Gravuras rupestres colocaram Foz Côa no mapa mundial da arqueologia

A descoberta das gravuras rupestres do Vale do Côa, na primeira metade da década de 1990, colocou o concelho de Vila Nova de Foz Côa no roteiro mundial da arqueologia, quando até aí dependia exclusivamente do turismo vínico.

A decisão governamental de não construir a barragem do Baixo Côa, em 1995, e a classificação dos sítios rupestres como Património Mundial da Unesco, em finais de 1998, mudaram o rumo não só de Vila Nova de Foz Côa, no norte do distrito da Guarda, mas de todo o vale do rio.

A primeira grande mudança foi de âmbito global e centrou-se na investigação e no conhecimento. Os arqueólogos no Côa revelaram um amplo centro de arte rupestre paleolítica de ar livre, algo até então praticamente desconhecido, dado a maioria das descobertas até então ter ocorrido em grutas.

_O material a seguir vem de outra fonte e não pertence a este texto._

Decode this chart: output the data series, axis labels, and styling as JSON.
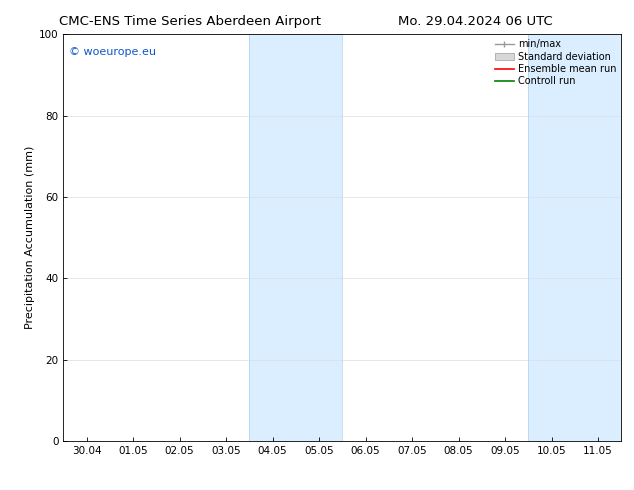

Esta descoberta colocou “nas bocas” da comunidade científica o que passou a ser considerado como um dos mais importantes achados arqueológicos de sempre de gravuras do paleolítico superior.

A história tornou-se rapidamente muito mediática, porque assentava num problema de escolha: ou se construía um grande empreendimento hidroelétrico ou se salvavam os testemunhos de arte rupestre cuja importância arqueológica e grande antiguidade foram desde muito cedo reconhecidos.

“Uma história de paixões que, ao longo de todo o ano de 1995 alimentou muitas primeiras páginas e dividiu as opiniões dos portugueses”, destaca o arqueólogo António Martinho Batista, um dos pioneiros da descoberta.

A internacionalização do “caso Côa”, apoiada em movimentos de cidadãos, contribuiu decisivamente para o arrastar do problema até às eleições de outubro de 1995, tendo o caso sido uma bandeira política do Partido Socialista, que acabaria vencedor.

O quotidiano da pacata vila viveu por estes tempos momentos fortes, nomeadamente quando o então Presidente da República, Mário Soares, visitou o local, acompanhado de jovens que gritavam “As gravuras não sabem nadar!”, glosando uma música então em voga dos Black Company.

Quem recorda esses tempos é o então ministro da Cultura do Governo socialista, Manuel Maria Carrilho.

“A questão das gravuras estava em debate nacional. Era um tema nacional, político”, indica o ex-governante, acrescentando que foi “uma grande luta”.

“Não tinha ficado no Governo um dia sequer se isto não se mantivesse. A preservação das gravuras foi, aliás, uma promessa eleitoral”, lembra.

Agora, Carrilho pede ao primeiro-ministro, António Costa, e ao ministro da Cultura, João Soares, para que se “acorde para o valor absolutamente único que existe em Foz Côa e para o potencial de toda aquela zona do interior”.

“O passado acabaria por ditar o futuro, com a criação do Parque Arqueológico e um centro de estudos de arte rupestre, que seriam os alicerces do Museu do Côa, inaugurados em 31 de julho de 2010”, lembra António Martinho Batista.

As gravuras do Côa e agora também o Museu do Côa, terão atraído à região quase um milhão de visitantes nos últimos 20 anos.

Alexandra Cerveira Lima, uma das arqueólogas do Vale do Côa, sublinha que os cientistas “revelaram ao mundo a dimensão da arte rupestre paleolítica de ar livre, até então desconhecida. O Côa é um repositório de informação, um imenso registo arqueológico conservado”.

Por sua vez, o presidente da Câmara de Vila Nova de Foz Côa, Gustavo Duarte, diz que muito mais poderia ter mudado no concelho com a descoberta das gravuras rupestres.

“Como se disse na altura, queremos que o Museu do Côa e o parque arqueológico contribuam para o desenvolvimento do Vale do Côa”, frisa, apontando mudanças no afluxo turístico a Foz Côa, mas referindo que há potencial para mais, já que houve, entretanto, uma melhoria significativa na rede viária.

“Queremos fazer deste património uma componente agressiva para o turismo no território”, assegura.